94 Every trustee, unless the trustee believes that it is in the best interests of the holders of the debentures to withhold notice and so informs the issuer or guarantor in writing, must give to the holders of debentures issued under a trust indenture, within a reasonable time but not exceeding 30 days after the trustee becomes aware of the occurrence of it, notice of every event of default arising under the trust indenture and continuing at the time the notice is given.

Duty of care

95 A trustee must exercise the powers and duties of the trustee

(a) in good faith and in a commercially reasonable manner,

(b) with the care, diligence and skill of a reasonably prudent trustee, and

(c) in the best interests of the holders of the debentures issued under the trust indenture.

Reliance on statements

96 Despite section 95, no trustee is liable if the trustee relies and acts in good faith on statements contained in a certificate, affidavit, opinion or report that complies with this Act and the terms of the trust indenture.

No exculpation

97 No term of a trust indenture or of an agreement between a trustee and the holders of debentures issued under it or between the trustee and the issuer or guarantor relieves a trustee from the duties imposed on the trustee by section 95.

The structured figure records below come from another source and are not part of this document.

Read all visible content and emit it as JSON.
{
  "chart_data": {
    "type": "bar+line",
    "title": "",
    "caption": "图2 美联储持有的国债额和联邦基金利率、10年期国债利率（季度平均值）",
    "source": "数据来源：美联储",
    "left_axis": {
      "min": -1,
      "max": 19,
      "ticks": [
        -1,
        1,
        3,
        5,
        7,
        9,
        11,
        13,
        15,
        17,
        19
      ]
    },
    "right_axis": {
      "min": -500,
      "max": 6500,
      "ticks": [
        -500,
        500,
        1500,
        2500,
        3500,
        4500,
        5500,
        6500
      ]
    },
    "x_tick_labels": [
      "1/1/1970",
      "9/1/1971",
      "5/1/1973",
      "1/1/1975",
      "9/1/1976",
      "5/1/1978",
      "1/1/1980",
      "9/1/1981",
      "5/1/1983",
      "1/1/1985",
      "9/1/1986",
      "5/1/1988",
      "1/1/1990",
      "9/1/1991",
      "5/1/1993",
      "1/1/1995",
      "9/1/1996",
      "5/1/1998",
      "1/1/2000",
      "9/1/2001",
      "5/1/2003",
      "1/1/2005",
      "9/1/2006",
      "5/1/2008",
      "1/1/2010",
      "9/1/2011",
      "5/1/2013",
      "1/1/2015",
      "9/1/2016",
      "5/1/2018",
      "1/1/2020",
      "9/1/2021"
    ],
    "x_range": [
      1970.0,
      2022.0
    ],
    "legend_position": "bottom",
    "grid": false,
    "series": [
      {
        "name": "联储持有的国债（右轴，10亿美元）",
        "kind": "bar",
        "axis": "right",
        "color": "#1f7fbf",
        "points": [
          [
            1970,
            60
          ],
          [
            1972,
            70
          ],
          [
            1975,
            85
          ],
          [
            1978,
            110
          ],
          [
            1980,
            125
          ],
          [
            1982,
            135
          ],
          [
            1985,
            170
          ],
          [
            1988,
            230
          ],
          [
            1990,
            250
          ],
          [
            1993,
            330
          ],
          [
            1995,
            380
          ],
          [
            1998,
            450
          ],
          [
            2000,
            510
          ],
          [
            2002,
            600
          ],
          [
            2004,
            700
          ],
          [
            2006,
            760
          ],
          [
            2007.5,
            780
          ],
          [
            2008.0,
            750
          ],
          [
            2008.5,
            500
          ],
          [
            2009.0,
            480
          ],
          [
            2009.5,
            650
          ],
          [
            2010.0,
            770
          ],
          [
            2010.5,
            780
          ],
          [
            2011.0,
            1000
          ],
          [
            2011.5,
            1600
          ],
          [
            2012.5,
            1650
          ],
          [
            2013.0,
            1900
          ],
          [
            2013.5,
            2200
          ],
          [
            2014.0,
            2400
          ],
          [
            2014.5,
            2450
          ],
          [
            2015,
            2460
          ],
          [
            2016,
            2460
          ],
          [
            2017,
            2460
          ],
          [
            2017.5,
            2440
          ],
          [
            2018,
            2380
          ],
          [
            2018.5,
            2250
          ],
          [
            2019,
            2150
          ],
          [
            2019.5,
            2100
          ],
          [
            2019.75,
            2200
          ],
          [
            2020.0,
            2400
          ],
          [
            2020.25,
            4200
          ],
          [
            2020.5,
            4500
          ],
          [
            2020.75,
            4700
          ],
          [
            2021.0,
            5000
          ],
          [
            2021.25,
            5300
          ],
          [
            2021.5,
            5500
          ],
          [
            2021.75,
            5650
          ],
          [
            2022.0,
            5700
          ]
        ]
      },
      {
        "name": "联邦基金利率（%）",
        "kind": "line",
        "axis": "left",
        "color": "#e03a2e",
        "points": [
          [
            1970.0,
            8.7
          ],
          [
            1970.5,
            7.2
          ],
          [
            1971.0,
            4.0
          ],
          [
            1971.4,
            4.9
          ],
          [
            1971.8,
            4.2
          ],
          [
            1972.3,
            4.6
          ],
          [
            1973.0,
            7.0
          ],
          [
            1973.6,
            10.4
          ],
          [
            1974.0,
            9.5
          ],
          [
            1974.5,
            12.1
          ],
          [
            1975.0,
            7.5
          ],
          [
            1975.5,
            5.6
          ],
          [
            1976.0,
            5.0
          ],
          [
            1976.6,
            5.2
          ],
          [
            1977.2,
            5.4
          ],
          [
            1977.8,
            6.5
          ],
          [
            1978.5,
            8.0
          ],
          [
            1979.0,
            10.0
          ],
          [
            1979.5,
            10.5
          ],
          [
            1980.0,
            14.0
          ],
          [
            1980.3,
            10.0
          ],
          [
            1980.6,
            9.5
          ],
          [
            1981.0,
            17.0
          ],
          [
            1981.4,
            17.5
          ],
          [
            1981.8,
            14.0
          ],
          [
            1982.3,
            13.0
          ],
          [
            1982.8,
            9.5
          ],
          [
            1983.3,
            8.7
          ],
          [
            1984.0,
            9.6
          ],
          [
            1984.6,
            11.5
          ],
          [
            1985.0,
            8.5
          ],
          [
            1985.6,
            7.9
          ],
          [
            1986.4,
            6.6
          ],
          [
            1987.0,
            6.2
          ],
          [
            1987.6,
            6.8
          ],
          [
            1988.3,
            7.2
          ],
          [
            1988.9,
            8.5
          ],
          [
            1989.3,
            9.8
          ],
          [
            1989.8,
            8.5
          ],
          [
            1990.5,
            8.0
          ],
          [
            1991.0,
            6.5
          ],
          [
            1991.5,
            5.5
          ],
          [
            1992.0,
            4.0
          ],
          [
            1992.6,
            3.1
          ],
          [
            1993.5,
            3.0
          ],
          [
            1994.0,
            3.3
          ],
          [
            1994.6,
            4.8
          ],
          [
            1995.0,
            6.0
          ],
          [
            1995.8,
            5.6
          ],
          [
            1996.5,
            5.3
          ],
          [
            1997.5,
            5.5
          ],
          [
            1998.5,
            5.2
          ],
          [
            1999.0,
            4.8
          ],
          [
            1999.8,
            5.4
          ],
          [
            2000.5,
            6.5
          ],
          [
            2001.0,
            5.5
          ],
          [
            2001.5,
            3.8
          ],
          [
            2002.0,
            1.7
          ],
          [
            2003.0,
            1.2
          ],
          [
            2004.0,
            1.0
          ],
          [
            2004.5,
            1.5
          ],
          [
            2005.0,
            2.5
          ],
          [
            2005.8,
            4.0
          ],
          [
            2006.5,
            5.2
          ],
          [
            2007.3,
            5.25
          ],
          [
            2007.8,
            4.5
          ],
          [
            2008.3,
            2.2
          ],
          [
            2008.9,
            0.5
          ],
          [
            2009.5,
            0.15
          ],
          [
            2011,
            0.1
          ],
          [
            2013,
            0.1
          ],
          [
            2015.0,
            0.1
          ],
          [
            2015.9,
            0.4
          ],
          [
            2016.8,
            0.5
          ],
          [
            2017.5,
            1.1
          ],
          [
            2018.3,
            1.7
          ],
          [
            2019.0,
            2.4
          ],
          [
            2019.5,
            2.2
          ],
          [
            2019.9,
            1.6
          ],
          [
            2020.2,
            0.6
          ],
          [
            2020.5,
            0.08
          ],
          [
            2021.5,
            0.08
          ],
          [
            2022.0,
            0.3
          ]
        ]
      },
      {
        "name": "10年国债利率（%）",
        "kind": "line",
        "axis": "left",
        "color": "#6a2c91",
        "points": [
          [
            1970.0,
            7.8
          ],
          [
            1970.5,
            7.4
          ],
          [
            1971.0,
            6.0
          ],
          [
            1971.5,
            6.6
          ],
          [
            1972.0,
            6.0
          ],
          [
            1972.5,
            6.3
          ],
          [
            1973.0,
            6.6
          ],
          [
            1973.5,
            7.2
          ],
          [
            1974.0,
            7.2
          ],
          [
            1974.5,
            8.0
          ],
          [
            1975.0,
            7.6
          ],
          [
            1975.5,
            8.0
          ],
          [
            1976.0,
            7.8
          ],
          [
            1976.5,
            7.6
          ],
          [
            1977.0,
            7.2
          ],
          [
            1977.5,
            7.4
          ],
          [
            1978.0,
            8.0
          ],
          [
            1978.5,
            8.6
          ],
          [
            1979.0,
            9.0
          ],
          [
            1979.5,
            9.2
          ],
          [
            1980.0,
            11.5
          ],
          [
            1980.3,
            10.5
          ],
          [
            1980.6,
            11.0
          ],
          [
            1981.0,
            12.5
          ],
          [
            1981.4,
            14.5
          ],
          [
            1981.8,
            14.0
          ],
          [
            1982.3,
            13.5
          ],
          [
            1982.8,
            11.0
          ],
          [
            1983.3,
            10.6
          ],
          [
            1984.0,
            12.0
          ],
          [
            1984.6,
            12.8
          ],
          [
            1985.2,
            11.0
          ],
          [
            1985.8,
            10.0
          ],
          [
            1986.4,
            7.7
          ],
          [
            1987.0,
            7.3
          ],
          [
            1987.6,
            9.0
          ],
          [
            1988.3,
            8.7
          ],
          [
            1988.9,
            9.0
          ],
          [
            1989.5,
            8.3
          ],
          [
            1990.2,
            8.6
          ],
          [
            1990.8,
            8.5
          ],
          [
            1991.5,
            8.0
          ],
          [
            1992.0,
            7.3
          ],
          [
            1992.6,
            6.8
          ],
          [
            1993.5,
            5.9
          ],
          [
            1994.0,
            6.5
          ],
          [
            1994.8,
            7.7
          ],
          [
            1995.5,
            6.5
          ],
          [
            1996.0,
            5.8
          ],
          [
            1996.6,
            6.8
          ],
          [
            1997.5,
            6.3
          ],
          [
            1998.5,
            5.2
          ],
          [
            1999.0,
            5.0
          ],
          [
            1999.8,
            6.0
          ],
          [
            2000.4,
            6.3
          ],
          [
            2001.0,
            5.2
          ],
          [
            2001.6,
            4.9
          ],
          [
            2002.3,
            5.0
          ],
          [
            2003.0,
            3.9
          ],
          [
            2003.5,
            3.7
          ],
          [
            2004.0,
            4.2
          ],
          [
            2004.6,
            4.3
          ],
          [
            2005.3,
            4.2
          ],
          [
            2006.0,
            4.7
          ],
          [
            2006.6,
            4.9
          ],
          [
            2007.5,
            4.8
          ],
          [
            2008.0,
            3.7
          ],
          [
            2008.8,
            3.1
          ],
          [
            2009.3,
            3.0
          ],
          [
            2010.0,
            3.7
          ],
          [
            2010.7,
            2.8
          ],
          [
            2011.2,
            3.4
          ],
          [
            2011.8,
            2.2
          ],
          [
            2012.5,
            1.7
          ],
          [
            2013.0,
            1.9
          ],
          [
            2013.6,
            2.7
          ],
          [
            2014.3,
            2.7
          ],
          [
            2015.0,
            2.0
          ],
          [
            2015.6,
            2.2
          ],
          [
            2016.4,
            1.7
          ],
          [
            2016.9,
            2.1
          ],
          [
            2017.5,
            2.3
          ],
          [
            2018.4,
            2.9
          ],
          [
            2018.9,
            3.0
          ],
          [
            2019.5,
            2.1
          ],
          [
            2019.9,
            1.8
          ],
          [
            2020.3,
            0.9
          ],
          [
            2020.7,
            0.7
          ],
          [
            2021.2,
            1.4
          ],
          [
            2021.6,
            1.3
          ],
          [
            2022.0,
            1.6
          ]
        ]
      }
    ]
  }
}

Powers of directors and officers

98 If a receiver manager is appointed, the powers of the directors and officers of the corporation cease with respect to that part of the undertaking for which the receiver manager is appointed until the receiver manager is discharged.

Duties of receiver and receiver manager

99 Every receiver or receiver manager,

(a) within 7 days after being appointed as receiver or receiver manager, must file with the registrar a notice of the appointment in Form 5 in the Second Schedule,

(b) at least once in every 6 month period after the date of the appointment, must file with the registrar summaries of the accounts of the administration of the receiver or receiver manager,

(c) within 7 days after ceasing to act as receiver or receiver manager, must file with the registrar a notice in Form 6 in the Second Schedule, and

(d) within 7 days after completion of the duties as receiver or receiver manager, must prepare and render a final account of the receiver's or receiver manager's administration and file with the registrar a copy of the account and a return in Form 7 in the Second Schedule.